In Mrs. Buckley's anatomy class, students dissected sheep brains as part of the nervous system unit that they are currently working on. They had to use numbered pins to positively identify 22 anatomical structures or areas on the sheep brain.
On Thursday Ms. Louise Kennedy, former English teacher at Saint Edward's School and current executive director of the Laura Riding Jackson Foundation, visited the Genealogy Research course to discuss an upcoming opportunity to interview local veterans. The Genealogy students will pair up with a veteran and interview them about their experiences. Those interviews will then be archived. Not only is interviewing a great skill for our students to learn, it's also a wonderful community service for Vero Beach.
The atmosphere was sweet as sugar on Tuesday when seniors trekked down to the lower school courtyard to share the love with the Valentine buddies. Thank you to Dr. Monahan, Mr.

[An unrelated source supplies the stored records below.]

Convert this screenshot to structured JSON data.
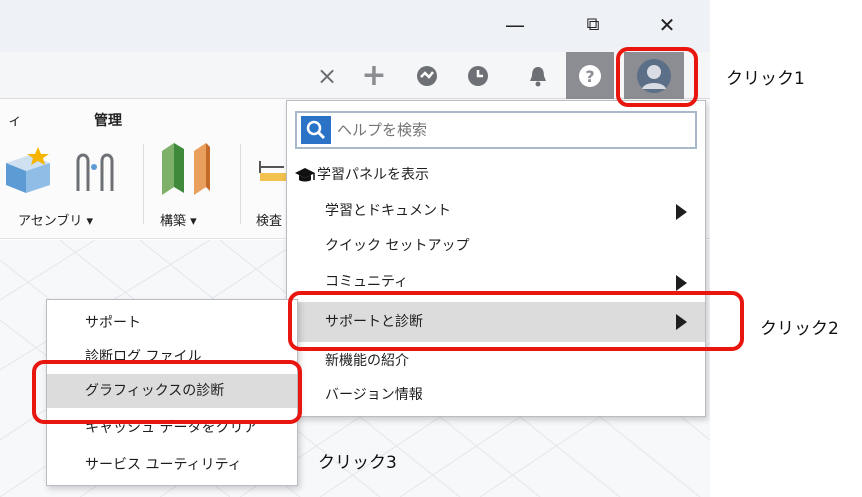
{
  "window_controls": {
    "minimize": "—",
    "restore": "⧉",
    "close": "✕"
  },
  "tabbar": {
    "close_tab": "×",
    "add": "+",
    "icons": [
      "new-tab-icon",
      "online-status-icon",
      "job-status-icon",
      "notifications-icon",
      "help-icon",
      "profile-icon"
    ]
  },
  "ribbon": {
    "tabs": [
      "ィ",
      "管理"
    ],
    "groups": [
      "アセンブリ ▾",
      "構築 ▾",
      "検査"
    ]
  },
  "help_menu": {
    "search_placeholder": "ヘルプを検索",
    "items": [
      {
        "label": "学習パネルを表示"
      },
      {
        "label": "学習とドキュメント",
        "submenu": true
      },
      {
        "label": "クイック セットアップ"
      },
      {
        "label": "コミュニティ",
        "submenu": true
      },
      {
        "label": "サポートと診断",
        "submenu": true,
        "highlighted": true
      },
      {
        "label": "新機能の紹介"
      },
      {
        "label": "バージョン情報"
      }
    ]
  },
  "support_submenu": {
    "items": [
      {
        "label": "サポート"
      },
      {
        "label": "診断ログ ファイル"
      },
      {
        "label": "グラフィックスの診断",
        "highlighted": true
      },
      {
        "label": "キャッシュ データをクリア"
      },
      {
        "label": "サービス ユーティリティ"
      }
    ]
  },
  "annotations": {
    "click1": "クリック1",
    "click2": "クリック2",
    "click3": "クリック3"
  },
  "colors": {
    "callout": "#e8160f",
    "highlight": "#dcdcdc",
    "search_blue": "#2b73c7",
    "profile_bg": "#8b8d92"
  }
}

Zugrave, Mrs. Scales and Mrs. Kulczycki for making it happen! Click here for an album of highlights.
After a morning of downpours, the sun came out just in time for the US Jazz Band to gather in front of the fountain for an afternoon concert. It was a great opportunity for the band to be able to perform for the community safely. At the same time, the Super Fan Club sold King Cakes to raise money for new signage in the student section of the US Gym. Chef Diego also served up some chicken and waffles and crabcakes from his food cart. It was so successful that there's already chatter about making it an annual picnic celebration!